The characterizations are tiring. I realized that I’m so over the ~beautiful but sometimes cruel teenager/woman with a dark past who attracts others to her like a magnet.~ It’s such an exhausting cliche that I see too often in mystery novels. And the author’s own attitude towards her female characters is revealing and troubling. I don’t really have an issue with femme fatale characters, but I’m looking for characterizations with depth and complexity. So if you’re going to write about a character who uses sex to advance her station in life, okay, sure, but maybe we can craft better language than “sex power?” “Sex power” is probably the dumbest phrase I’ve read in ages. I know this is seemingly an insignificant thing for me to harp on, but I just couldn’t get over how stupid it is.
Ok, I feel better.
Then there was this gem –
“Her eyes were pale blue but suspended in a perpetual state of anxiety, and she walked and talked and moved with strength, more like a man than a woman. Her eyes, and the way she moved, stood in such stark contrast to her otherwise feminine traits that it made her intriguing. Mysterious. I imagine men found her irresistible. And yet she did not wear a wedding ring.”
This character walks with ~strength~ so OF COURSE that means she must be more like a man than a woman. Am I right, ladies? And an attractive character in her 30s who is IRRESISTIBLE but UNMARRIED?
HOW CAN THE WORLD BE SO CRUEL?
Eyeroll. Ok, I’m done ranting about this book. One star, and that’s being generous.
2. The Breakdown, by B.A. Paris
I actually liked this book, which means that this review will be much shorter. This character is also named Cass. Her life changes one night as she drives home from a work party. She takes a shortcut that her husband told her not to take, and passes a car broken down on the side of the road. The weather is really bad and she decides to drive home instead of seeing if the person needs help. She wakes up the next morning to find out that the driver had been murdered, and police are asking the public for any information. But Cass can’t say anything, because then her husband will know that she ~lied to him~ about her shortcut home. Thus begins Cass’ downward spiral – she starts receiving random phone calls from a creepy anonymous source, she’s forgetting little details of her life, and she begins wondering if the murderer is after her now.
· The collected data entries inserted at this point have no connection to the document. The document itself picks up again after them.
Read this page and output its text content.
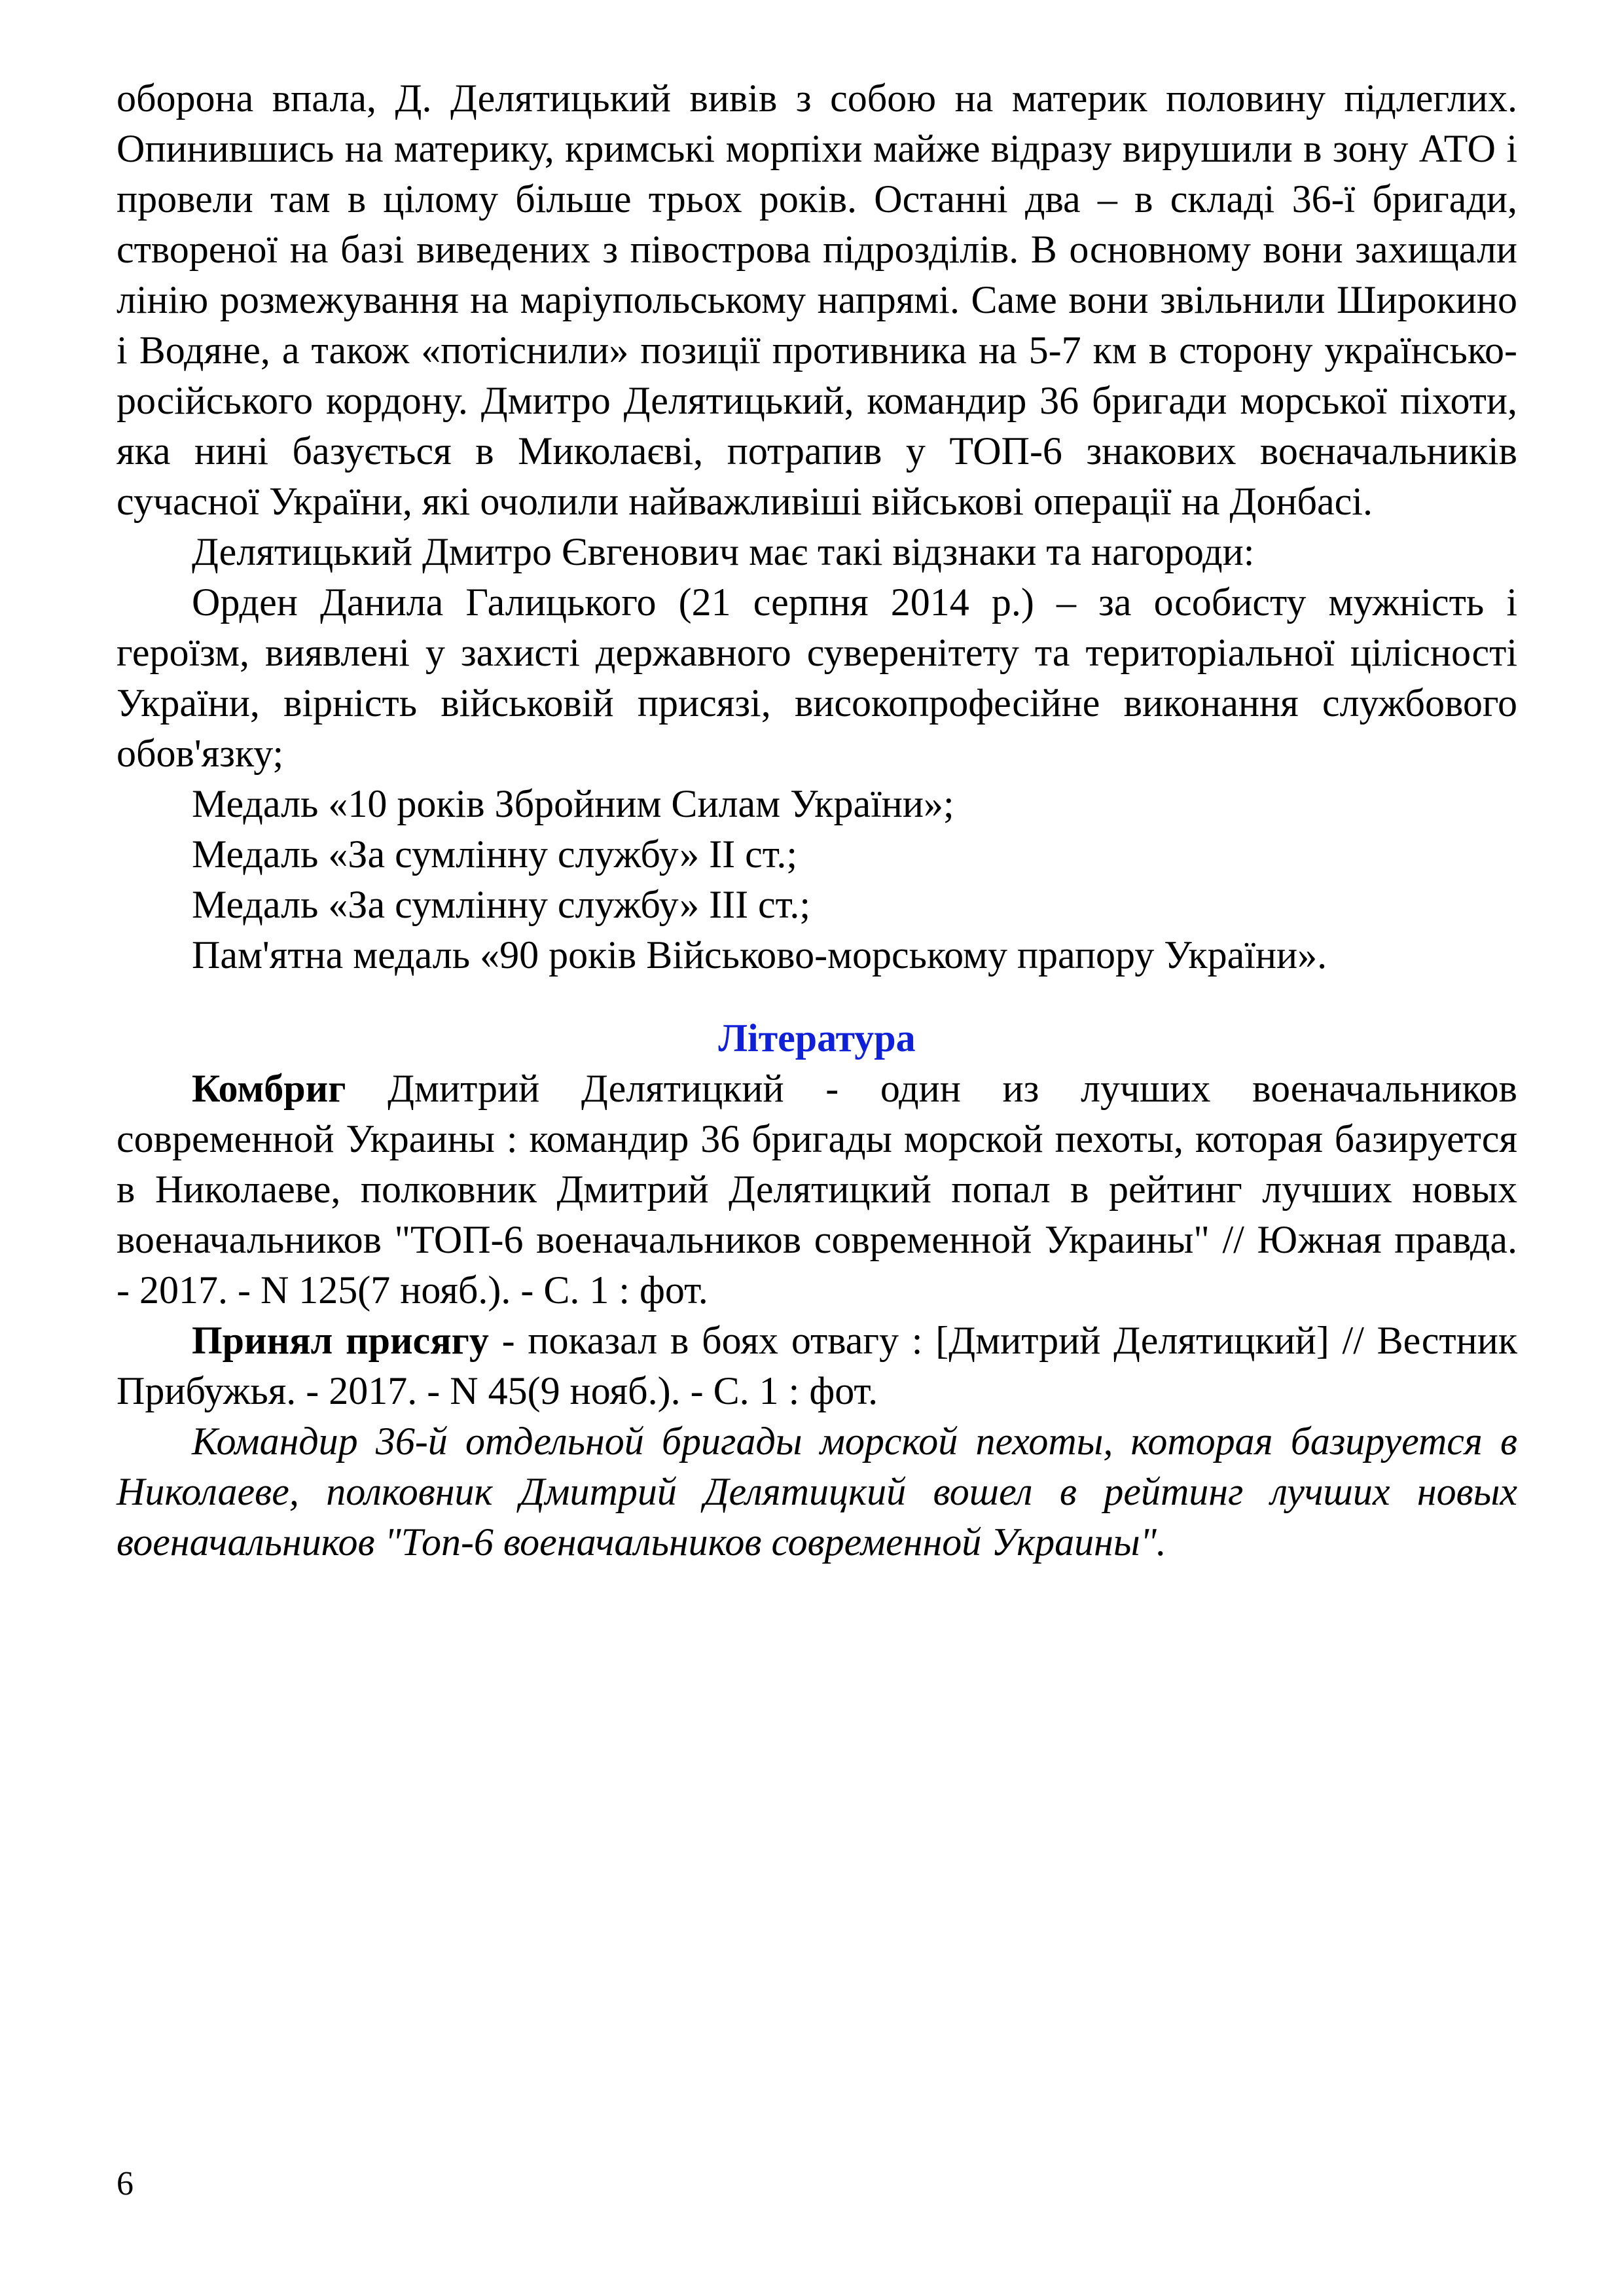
оборона впала, Д. Делятицький вивів з собою на материк половину підлеглих. Опинившись на материку, кримські морпіхи майже відразу вирушили в зону АТО і провели там в цілому більше трьох років. Останні два – в складі 36-ї бригади, створеної на базі виведених з півострова підрозділів. В основному вони захищали лінію розмежування на маріупольському напрямі. Саме вони звільнили Широкино і Водяне, а також «потіснили» позиції противника на 5-7 км в сторону українсько-російського кордону. Дмитро Делятицький, командир 36 бригади морської піхоти, яка нині базується в Миколаєві, потрапив у ТОП-6 знакових воєначальників сучасної України, які очолили найважливіші військові операції на Донбасі.

Делятицький Дмитро Євгенович має такі відзнаки та нагороди:

Орден Данила Галицького (21 серпня 2014 р.) – за особисту мужність і героїзм, виявлені у захисті державного суверенітету та територіальної цілісності України, вірність військовій присязі, високопрофесійне виконання службового обов'язку;

Медаль «10 років Збройним Силам України»;

Медаль «За сумлінну службу» II ст.;

Медаль «За сумлінну службу» III ст.;

Пам'ятна медаль «90 років Військово-морському прапору України».

Література

Комбриг Дмитрий Делятицкий - один из лучших военачальников современной Украины : командир 36 бригады морской пехоты, которая базируется в Николаеве, полковник Дмитрий Делятицкий попал в рейтинг лучших новых военачальников "ТОП-6 военачальников современной Украины" // Южная правда. - 2017. - N 125(7 нояб.). - С. 1 : фот.

Принял присягу - показал в боях отвагу : [Дмитрий Делятицкий] // Вестник Прибужья. - 2017. - N 45(9 нояб.). - С. 1 : фот.

Командир 36-й отдельной бригады морской пехоты, которая базируется в Николаеве, полковник Дмитрий Делятицкий вошел в рейтинг лучших новых военачальников "Топ-6 военачальников современной Украины".

6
One of this book’s strengths is its pacing – I was eager to continue reading the mystery and it kept my attention the entire way through. The biggest weakness is its predictability – it’s pretty easy to figure out what is happening to Cass early on in the novel. I kept hoping that this was an obvious trap from the author, and this is what she was WANTING me to believe…but it was a little disappointing to see that I was right. The ending felt rushed too, and the overall quality of the story dipped the last couple of chapters. Three stars.
I am now reading Under the Harrow by Flynn Berry…I’ll do a review when I finish it. Let me know what you all are reading!